John Leonard, MD: Quickly, and I think I know the answer, but the question came in, in myeloma, we have so many active drugs. And it seems like when we combine them in the up-front setting, the toxicities are not overwhelming. Should we be using all of the best drugs up front? Should we be saving them? Should we use 2 drugs first and then 3 drugs later? Should we be moving to 3 and 4 drugs early and then use what we haven’t later? What’s your sense of where that’s going? I know it’s an abstract question at this point probably.

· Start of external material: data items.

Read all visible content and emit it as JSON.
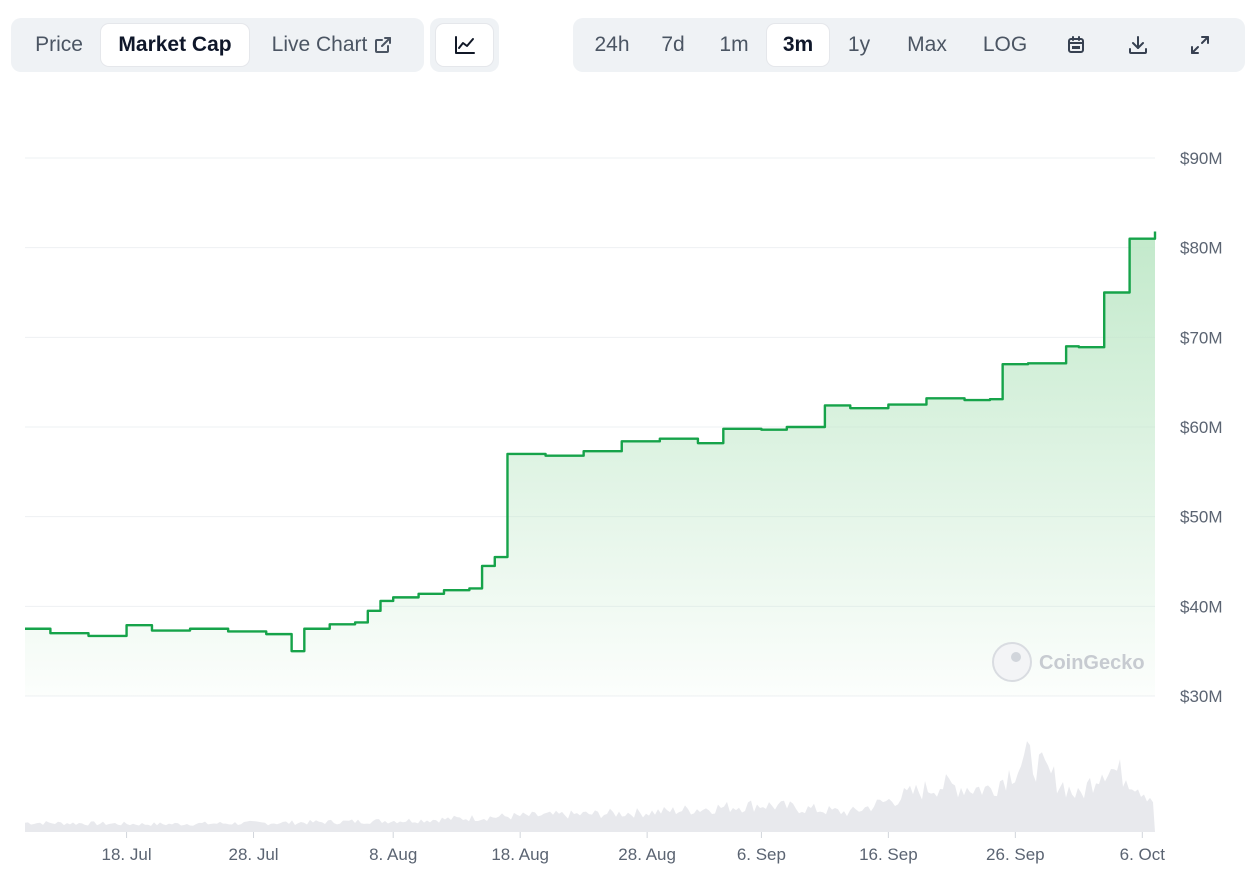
{
  "tabs": {
    "price": "Price",
    "market_cap": "Market Cap",
    "live_chart": "Live Chart",
    "active": "Market Cap"
  },
  "chart_type_icon": "line-chart-icon",
  "ranges": [
    "24h",
    "7d",
    "1m",
    "3m",
    "1y",
    "Max",
    "LOG"
  ],
  "active_range": "3m",
  "toolbar_icons": [
    "calendar-icon",
    "download-icon",
    "expand-icon"
  ],
  "watermark": "CoinGecko",
  "colors": {
    "line": "#16a34a",
    "fill": "#bfe8c8",
    "grid": "#eef0f3",
    "volume": "#e5e7eb"
  },
  "chart_data": {
    "type": "area",
    "title": "",
    "xlabel": "",
    "ylabel": "",
    "x_ticks": [
      "18. Jul",
      "28. Jul",
      "8. Aug",
      "18. Aug",
      "28. Aug",
      "6. Sep",
      "16. Sep",
      "26. Sep",
      "6. Oct"
    ],
    "y_ticks": [
      "$30M",
      "$40M",
      "$50M",
      "$60M",
      "$70M",
      "$80M",
      "$90M"
    ],
    "ylim": [
      30,
      90
    ],
    "y_unit": "millions USD",
    "grid": true,
    "series": [
      {
        "name": "",
        "x": [
          "2024-07-10",
          "2024-07-12",
          "2024-07-15",
          "2024-07-18",
          "2024-07-20",
          "2024-07-23",
          "2024-07-26",
          "2024-07-29",
          "2024-07-31",
          "2024-08-01",
          "2024-08-03",
          "2024-08-05",
          "2024-08-06",
          "2024-08-07",
          "2024-08-08",
          "2024-08-10",
          "2024-08-12",
          "2024-08-14",
          "2024-08-15",
          "2024-08-16",
          "2024-08-17",
          "2024-08-20",
          "2024-08-23",
          "2024-08-26",
          "2024-08-29",
          "2024-09-01",
          "2024-09-03",
          "2024-09-06",
          "2024-09-08",
          "2024-09-11",
          "2024-09-13",
          "2024-09-16",
          "2024-09-19",
          "2024-09-22",
          "2024-09-24",
          "2024-09-25",
          "2024-09-27",
          "2024-09-30",
          "2024-10-01",
          "2024-10-03",
          "2024-10-05",
          "2024-10-07"
        ],
        "values": [
          37.5,
          37.0,
          36.7,
          37.9,
          37.3,
          37.5,
          37.2,
          36.9,
          35.0,
          37.5,
          38.0,
          38.2,
          39.5,
          40.6,
          41.0,
          41.4,
          41.8,
          42.0,
          44.5,
          45.5,
          57.0,
          56.8,
          57.3,
          58.4,
          58.7,
          58.2,
          59.8,
          59.7,
          60.0,
          62.4,
          62.1,
          62.5,
          63.2,
          63.0,
          63.1,
          67.0,
          67.1,
          69.0,
          68.9,
          75.0,
          81.0,
          81.8
        ]
      }
    ],
    "volume_series": {
      "name": "",
      "x": [
        "2024-07-10",
        "2024-07-20",
        "2024-07-31",
        "2024-08-10",
        "2024-08-17",
        "2024-08-28",
        "2024-09-06",
        "2024-09-13",
        "2024-09-20",
        "2024-09-24",
        "2024-09-27",
        "2024-10-01",
        "2024-10-03",
        "2024-10-05",
        "2024-10-07"
      ],
      "values": [
        0.12,
        0.1,
        0.12,
        0.15,
        0.2,
        0.25,
        0.35,
        0.25,
        0.6,
        0.55,
        0.95,
        0.45,
        0.85,
        0.7,
        0.4
      ]
    }
  }
}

C. Ola Landgren, MD: Well, if you look at the data, I think the field has come to a point where, if you look in the relapse setting, for example, all the trials that have been published the past 12 to 24 months show that 3-drug combinations are superior to 2-drug combinations. So, we have already done that for a long time in upfront treatment. Now, the question is on the table, for example, an IMiD, proteasome inhibitor, dexamethasone combination, will you benefit from adding a monoclonal antibody to that? So, those studies are in the works right now. There are multiple of those studies looking at different combinations. I think the proof will be obviously in the pudding. We will have to see if that extra fourth drug will deliver deeper responses that are also sustainable. Those data are not yet there, but the field is moving very fast in that direction.
I think with so many drugs available, and we have the opportunity to monitor deep responses, we have passed the old point where we used to hold all the drugs, or the few drugs, we had back, do one at a time. We can give a lot of very good drugs up front, and if the disease comes back, we still have very many more to choose from. Even if the disease comes back—and again, usually it lasts for quite some time—you can go back and reuse the ones you used many lines back and it still can work. So, I think that’s a new kind of direction on the field.

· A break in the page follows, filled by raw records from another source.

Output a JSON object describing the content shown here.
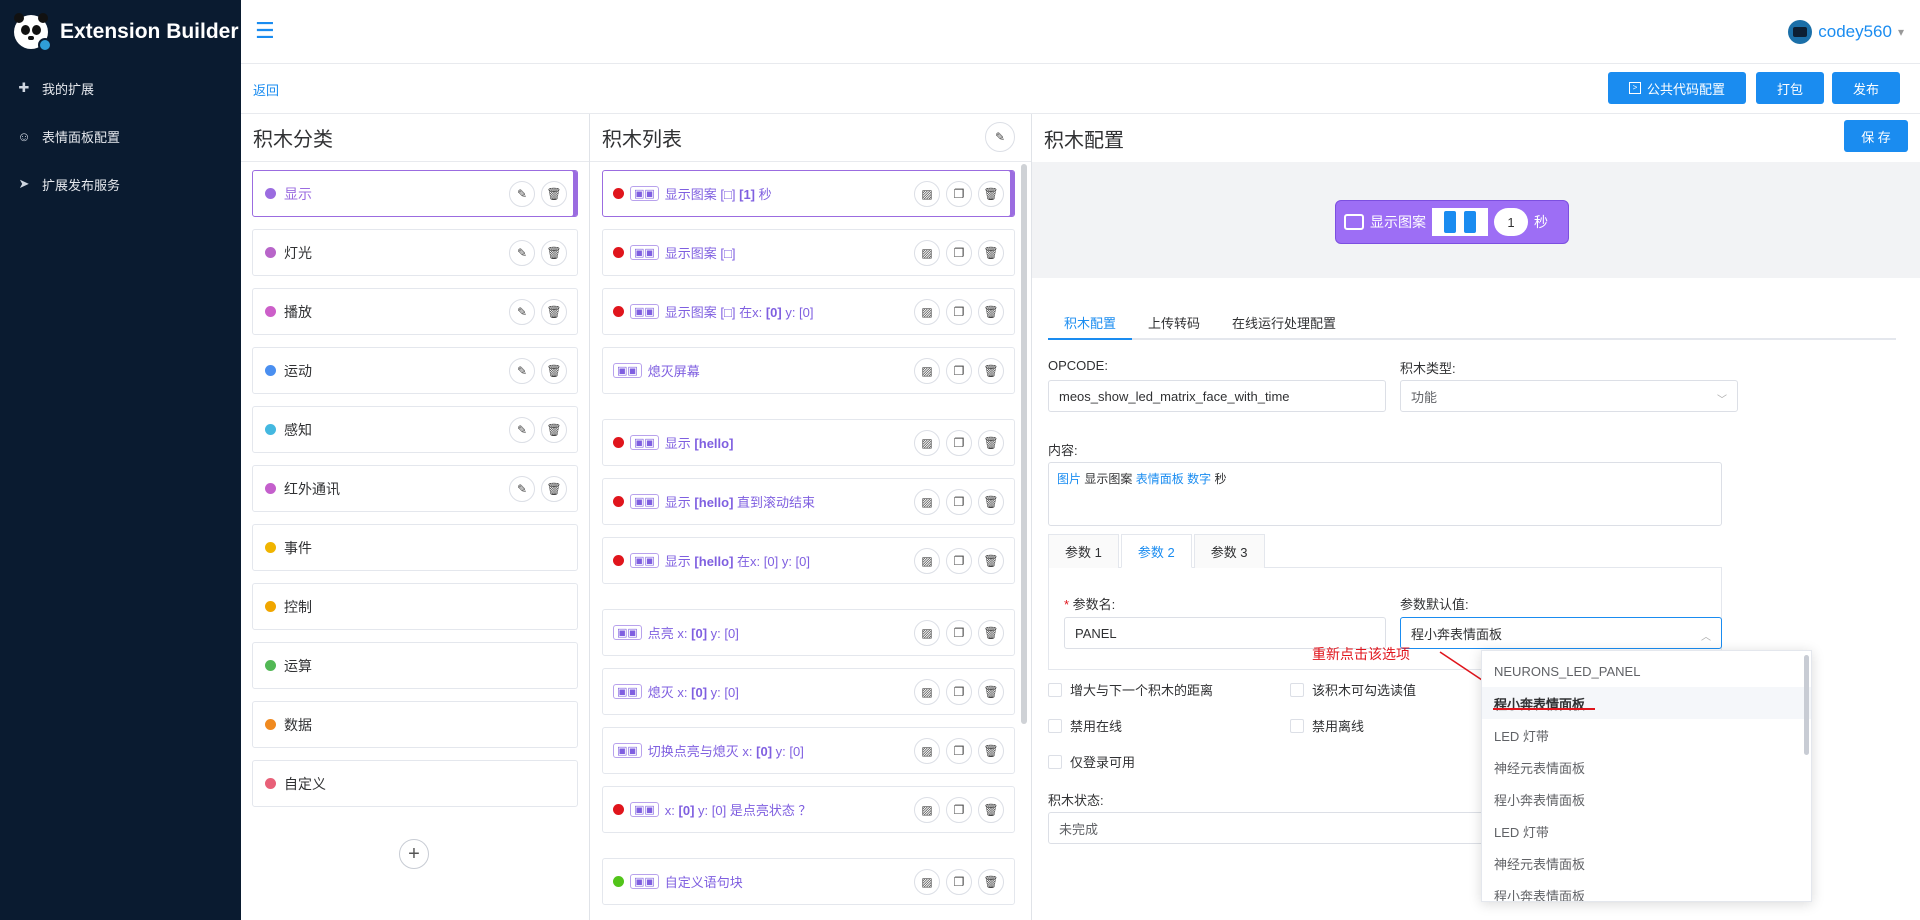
{
  "app": {
    "title": "Extension Builder"
  },
  "sidebar": {
    "items": [
      {
        "label": "我的扩展",
        "icon": "puzzle-icon"
      },
      {
        "label": "表情面板配置",
        "icon": "smile-icon"
      },
      {
        "label": "扩展发布服务",
        "icon": "send-icon"
      }
    ]
  },
  "header": {
    "user": "codey560",
    "user_caret": "▾"
  },
  "subbar": {
    "back": "返回",
    "public_code_btn": "公共代码配置",
    "pack_btn": "打包",
    "publish_btn": "发布"
  },
  "categories": {
    "title": "积木分类",
    "items": [
      {
        "label": "显示",
        "color": "#9b6ce0",
        "editable": true
      },
      {
        "label": "灯光",
        "color": "#b865c9",
        "editable": true
      },
      {
        "label": "播放",
        "color": "#cc5fc9",
        "editable": true
      },
      {
        "label": "运动",
        "color": "#4a8ff0",
        "editable": true
      },
      {
        "label": "感知",
        "color": "#44b8e0",
        "editable": true
      },
      {
        "label": "红外通讯",
        "color": "#c45fcc",
        "editable": true
      },
      {
        "label": "事件",
        "color": "#f0b400",
        "editable": false
      },
      {
        "label": "控制",
        "color": "#f0a600",
        "editable": false
      },
      {
        "label": "运算",
        "color": "#52b855",
        "editable": false
      },
      {
        "label": "数据",
        "color": "#f08a20",
        "editable": false
      },
      {
        "label": "自定义",
        "color": "#e86078",
        "editable": false
      }
    ]
  },
  "blocks": {
    "title": "积木列表",
    "items": [
      {
        "prefix": "显示图案 [□] ",
        "bold": "[1]",
        "suffix": " 秒",
        "dot": "red",
        "active": true
      },
      {
        "prefix": "显示图案 [□]",
        "bold": "",
        "suffix": "",
        "dot": "red"
      },
      {
        "prefix": "显示图案 [□] 在x: ",
        "bold": "[0]",
        "suffix": " y: [0]",
        "dot": "red"
      },
      {
        "prefix": "熄灭屏幕",
        "bold": "",
        "suffix": "",
        "dot": "none"
      },
      {
        "prefix": "显示 ",
        "bold": "[hello]",
        "suffix": "",
        "dot": "red",
        "gap": true
      },
      {
        "prefix": "显示 ",
        "bold": "[hello]",
        "suffix": " 直到滚动结束",
        "dot": "red"
      },
      {
        "prefix": "显示 ",
        "bold": "[hello]",
        "suffix": " 在x: [0] y: [0]",
        "dot": "red"
      },
      {
        "prefix": "点亮 x: ",
        "bold": "[0]",
        "suffix": " y: [0]",
        "dot": "none",
        "gap": true
      },
      {
        "prefix": "熄灭 x: ",
        "bold": "[0]",
        "suffix": " y: [0]",
        "dot": "none"
      },
      {
        "prefix": "切换点亮与熄灭 x: ",
        "bold": "[0]",
        "suffix": " y: [0]",
        "dot": "none"
      },
      {
        "prefix": "x: ",
        "bold": "[0]",
        "suffix": " y: [0] 是点亮状态 ？",
        "dot": "red"
      },
      {
        "prefix": "自定义语句块",
        "bold": "",
        "suffix": "",
        "dot": "green",
        "gap": true
      }
    ]
  },
  "config": {
    "title": "积木配置",
    "save_btn": "保 存",
    "preview": {
      "label": "显示图案",
      "number": "1",
      "unit": "秒"
    },
    "tabs": [
      "积木配置",
      "上传转码",
      "在线运行处理配置"
    ],
    "opcode_label": "OPCODE:",
    "opcode_value": "meos_show_led_matrix_face_with_time",
    "type_label": "积木类型:",
    "type_value": "功能",
    "content_label": "内容:",
    "content_tokens": [
      "图片",
      "显示图案",
      "表情面板",
      "数字",
      "秒"
    ],
    "param_tabs": [
      "参数 1",
      "参数 2",
      "参数 3"
    ],
    "param_name_label": "参数名:",
    "param_name_value": "PANEL",
    "param_default_label": "参数默认值:",
    "param_default_value": "程小奔表情面板",
    "checkboxes": [
      "增大与下一个积木的距离",
      "该积木可勾选读值",
      "禁用在线",
      "禁用离线",
      "仅登录可用"
    ],
    "status_label": "积木状态:",
    "status_value": "未完成"
  },
  "dropdown": {
    "options": [
      "NEURONS_LED_PANEL",
      "程小奔表情面板",
      "LED 灯带",
      "神经元表情面板",
      "程小奔表情面板",
      "LED 灯带",
      "神经元表情面板",
      "程小奔表情面板"
    ],
    "hover_index": 1
  },
  "annotation": "重新点击该选项"
}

John Leonard, MD: The last question and then I’m going to go around and just ask you all to give 1 minute on your big other things that you think the audience should get a sense of. But first, Anas, just one question that came in was about relapsed mantle cell lymphoma. And in a general sense, patients who had chemoimmunotherapy initially, they relapsed. When are you using ibrutinib? When are you using acalabrutinib now? What other things are you thinking about in those patients, just in a nutshell, any big picture thoughts for the audience?

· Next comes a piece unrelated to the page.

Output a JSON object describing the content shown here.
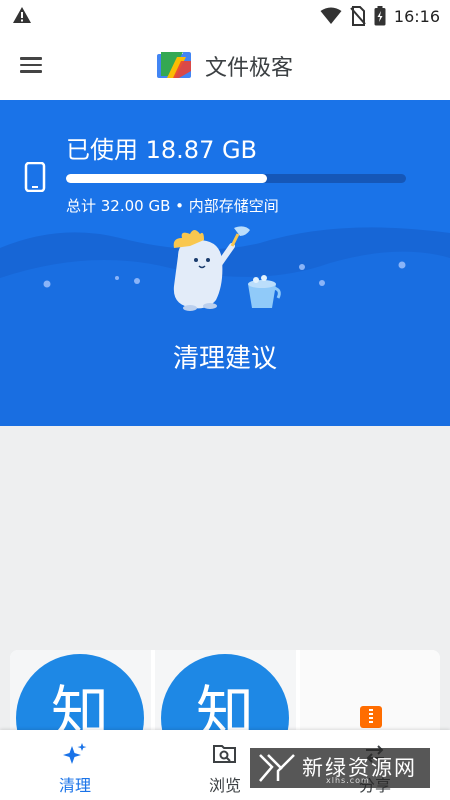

Anas Younes, MD: If someone had a mantle cell lymphoma treated with BR, for example, now progressed, you ask, what do I do? I tend now to use BTK inhibitors as second-line therapy because the data suggest that the earlier the line you use, the better the benefit. So, I used to use ibrutinib before. Now, we have acalabrutinib. Honestly, I haven’t used it yet since it has been approved. I look forward to using it the first time around, but for now, I think ibrutinib is as good as anything else.